London now looks forward to “31 major new developments… all £100bn worth of them, including the 2012 Lea Valley Olympic Park.” That equates to “400,000 new homes, around 8m square feet of new offices (four Empire State Buildings’ worth),” as well as “so many secret, or simply obscure, developments” that the New London Architecture centre (aka NLA) was created at least partially to help make sense of it all.
Brief questions: where is all this material coming from? I know new earth’s crust is continually being formed near the core/mantle boundary, for instance, and that superplumes of volcanic matter form massive geological features such as the Ontong-Java undersea Plateau, but you can only build so much architecture before you start to carve quite deeply into the planet. So: where are the negative spaces of these building booms? For every skyscraper in Ürümqi, is there a corresponding hole, quarry, or mine being dug or deepened somewhere in Kazakhstan? Or Montana? The Canadian arctic?
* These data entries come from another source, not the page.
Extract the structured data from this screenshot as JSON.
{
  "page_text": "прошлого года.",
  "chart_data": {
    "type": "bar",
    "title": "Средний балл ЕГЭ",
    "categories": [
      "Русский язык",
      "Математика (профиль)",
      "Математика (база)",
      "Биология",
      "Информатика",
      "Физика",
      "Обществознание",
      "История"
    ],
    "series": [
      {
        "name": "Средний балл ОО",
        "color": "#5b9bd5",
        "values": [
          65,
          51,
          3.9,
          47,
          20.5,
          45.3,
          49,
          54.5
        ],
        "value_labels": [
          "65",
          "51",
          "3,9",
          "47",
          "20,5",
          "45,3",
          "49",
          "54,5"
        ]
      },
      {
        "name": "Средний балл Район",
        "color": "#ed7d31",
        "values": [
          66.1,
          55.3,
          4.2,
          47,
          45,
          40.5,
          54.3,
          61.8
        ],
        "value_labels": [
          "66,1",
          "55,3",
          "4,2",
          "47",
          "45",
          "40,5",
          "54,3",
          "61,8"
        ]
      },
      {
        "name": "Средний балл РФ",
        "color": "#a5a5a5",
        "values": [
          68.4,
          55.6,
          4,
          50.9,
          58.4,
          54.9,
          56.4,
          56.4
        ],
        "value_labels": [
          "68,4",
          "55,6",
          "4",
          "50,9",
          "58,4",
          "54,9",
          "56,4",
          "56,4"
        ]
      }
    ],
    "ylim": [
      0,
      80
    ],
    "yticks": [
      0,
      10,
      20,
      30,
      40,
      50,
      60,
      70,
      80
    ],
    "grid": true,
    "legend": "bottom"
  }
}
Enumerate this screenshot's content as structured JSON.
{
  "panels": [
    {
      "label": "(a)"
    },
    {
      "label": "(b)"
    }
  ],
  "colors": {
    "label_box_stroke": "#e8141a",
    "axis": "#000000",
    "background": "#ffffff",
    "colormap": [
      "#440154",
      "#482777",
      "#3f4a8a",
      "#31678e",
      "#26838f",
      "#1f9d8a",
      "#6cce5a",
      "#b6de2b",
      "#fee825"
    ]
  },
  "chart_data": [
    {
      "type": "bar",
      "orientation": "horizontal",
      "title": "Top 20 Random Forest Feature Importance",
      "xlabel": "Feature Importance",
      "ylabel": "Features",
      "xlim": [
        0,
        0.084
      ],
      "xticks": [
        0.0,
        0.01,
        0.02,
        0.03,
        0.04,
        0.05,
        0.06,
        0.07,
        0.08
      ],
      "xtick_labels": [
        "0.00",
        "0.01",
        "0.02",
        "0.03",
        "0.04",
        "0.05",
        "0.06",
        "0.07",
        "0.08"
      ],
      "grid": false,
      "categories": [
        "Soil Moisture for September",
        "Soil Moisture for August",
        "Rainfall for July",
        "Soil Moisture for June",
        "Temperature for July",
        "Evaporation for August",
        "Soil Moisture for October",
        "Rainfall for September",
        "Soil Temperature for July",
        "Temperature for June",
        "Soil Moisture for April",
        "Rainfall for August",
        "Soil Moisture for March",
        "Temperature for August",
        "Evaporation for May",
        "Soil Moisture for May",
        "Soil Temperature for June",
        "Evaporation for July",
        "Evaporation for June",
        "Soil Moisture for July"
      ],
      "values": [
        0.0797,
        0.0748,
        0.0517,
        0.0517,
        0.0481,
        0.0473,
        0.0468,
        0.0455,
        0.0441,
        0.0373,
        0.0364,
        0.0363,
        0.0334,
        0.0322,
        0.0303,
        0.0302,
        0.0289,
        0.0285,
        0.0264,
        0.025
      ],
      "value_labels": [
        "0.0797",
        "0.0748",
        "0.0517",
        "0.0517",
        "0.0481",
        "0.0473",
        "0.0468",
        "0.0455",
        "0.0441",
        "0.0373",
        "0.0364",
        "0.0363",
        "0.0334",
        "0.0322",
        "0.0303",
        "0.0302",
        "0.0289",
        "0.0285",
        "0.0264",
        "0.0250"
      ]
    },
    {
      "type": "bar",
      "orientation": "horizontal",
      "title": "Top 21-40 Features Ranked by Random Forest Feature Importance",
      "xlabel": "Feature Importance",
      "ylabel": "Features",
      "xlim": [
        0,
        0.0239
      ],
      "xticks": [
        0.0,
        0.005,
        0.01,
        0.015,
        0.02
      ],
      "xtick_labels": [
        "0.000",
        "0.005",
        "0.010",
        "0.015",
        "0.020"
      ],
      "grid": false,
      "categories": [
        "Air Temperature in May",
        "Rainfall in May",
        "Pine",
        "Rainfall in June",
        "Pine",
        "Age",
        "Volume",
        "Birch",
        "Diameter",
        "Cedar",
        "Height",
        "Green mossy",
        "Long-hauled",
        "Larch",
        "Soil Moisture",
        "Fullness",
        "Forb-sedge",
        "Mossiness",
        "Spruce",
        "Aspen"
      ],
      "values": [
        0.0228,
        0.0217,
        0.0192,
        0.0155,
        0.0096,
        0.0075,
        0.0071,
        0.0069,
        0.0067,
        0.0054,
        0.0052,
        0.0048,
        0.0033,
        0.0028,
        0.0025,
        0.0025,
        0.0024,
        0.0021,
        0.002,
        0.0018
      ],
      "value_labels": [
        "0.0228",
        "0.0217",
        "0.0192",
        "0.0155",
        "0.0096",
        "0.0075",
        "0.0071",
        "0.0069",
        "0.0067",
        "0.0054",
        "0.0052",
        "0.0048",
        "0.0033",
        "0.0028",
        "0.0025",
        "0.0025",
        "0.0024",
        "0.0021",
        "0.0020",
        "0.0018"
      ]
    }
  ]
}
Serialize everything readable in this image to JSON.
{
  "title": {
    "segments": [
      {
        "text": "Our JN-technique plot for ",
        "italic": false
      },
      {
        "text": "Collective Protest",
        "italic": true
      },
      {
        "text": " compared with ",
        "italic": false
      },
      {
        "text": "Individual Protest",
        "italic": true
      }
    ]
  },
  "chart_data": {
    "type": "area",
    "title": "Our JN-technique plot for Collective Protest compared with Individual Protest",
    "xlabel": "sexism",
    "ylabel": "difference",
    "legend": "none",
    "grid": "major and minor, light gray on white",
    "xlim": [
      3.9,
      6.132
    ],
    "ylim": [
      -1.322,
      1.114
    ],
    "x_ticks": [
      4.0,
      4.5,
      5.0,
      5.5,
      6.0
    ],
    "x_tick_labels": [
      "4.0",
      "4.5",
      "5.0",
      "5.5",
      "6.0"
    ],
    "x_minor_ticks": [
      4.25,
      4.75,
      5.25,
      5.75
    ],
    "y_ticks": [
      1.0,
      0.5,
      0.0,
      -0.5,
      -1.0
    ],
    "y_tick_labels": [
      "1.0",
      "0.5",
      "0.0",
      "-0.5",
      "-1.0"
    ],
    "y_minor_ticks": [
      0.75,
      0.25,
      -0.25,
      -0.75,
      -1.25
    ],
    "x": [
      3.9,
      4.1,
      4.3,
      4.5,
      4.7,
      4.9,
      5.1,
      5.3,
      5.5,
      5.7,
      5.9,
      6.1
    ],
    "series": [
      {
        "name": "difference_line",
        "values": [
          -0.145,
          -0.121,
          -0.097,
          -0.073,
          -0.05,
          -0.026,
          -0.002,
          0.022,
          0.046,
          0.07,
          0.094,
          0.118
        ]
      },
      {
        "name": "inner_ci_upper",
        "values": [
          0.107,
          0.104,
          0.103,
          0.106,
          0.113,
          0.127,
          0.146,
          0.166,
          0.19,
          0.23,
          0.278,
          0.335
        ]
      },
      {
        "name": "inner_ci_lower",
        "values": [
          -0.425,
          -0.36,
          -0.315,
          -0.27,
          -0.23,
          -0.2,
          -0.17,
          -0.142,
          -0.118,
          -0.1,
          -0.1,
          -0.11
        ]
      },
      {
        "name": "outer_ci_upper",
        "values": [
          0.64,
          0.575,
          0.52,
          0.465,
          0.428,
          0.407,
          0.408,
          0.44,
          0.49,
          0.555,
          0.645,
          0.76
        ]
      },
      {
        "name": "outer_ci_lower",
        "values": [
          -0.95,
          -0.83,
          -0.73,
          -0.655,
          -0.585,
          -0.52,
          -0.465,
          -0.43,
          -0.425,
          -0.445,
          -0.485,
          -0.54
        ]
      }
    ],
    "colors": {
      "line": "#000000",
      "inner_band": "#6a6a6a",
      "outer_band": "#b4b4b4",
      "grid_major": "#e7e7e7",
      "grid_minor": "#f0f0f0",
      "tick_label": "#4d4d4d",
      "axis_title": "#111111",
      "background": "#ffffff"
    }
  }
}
Like the urban geology walks mentioned in a recent BLDGBLOG post, could you do a geophysical tour of the earth’s voids, where huge quantities of mineral reserves and raw metals have been excavated, to say: this was Shanghai? Here is the hole that was transformed into Beijing?
The empty flats of Berlin, the New Ring of Moscow, New London Architecture – all rearrangements, transformations of the void, ever-deepening holes as we strip-mine the face of the planet.
This is a great post, the coverage of the worldwide building boom is very fresh. Regarding negative space keep in mind that most buildings and places where people live are mostly air, like ships.
Now, I love your blog, and this is a very interesting piece, but let me take issue with the ending bit about mining.
It's important to keep some perspective when talking about where the material for buildings come from. Remember, buildings are largely hollow; mining is not. Consolidate your buildings into piles of rubble and there's still a lot of air. So now condense your cities down even further, keeping in mind that there's a lot of water/concrete in there too.
Compare this to the extreme enormity of the earth's crust. Did you realize that the depth of the Mariana Trench is, to scale, far smoother than a billiard ball? And that is only around 1/6th to 1/7th the depth of the earth's continental crust.
Compare THAT to the deepest mine in the world, Mponeng gold mine… about 1/2 the depth of the Mariana Trench. A casual search shows this is far less. Kiruna iron mine in Sweden claims to be the largest iron mine. It reaches down a mere 2km, just a little over a mile. The iron it's mining is 4km long… and about 120m wide at the widest. In over 100 years it's put out around 950 Mt of iron and is only half finished.
You know buildings and volumes. You can calculate how miniscule that is. You can figure out what neighborhood or district that compares to in your favourite city in terms of volume.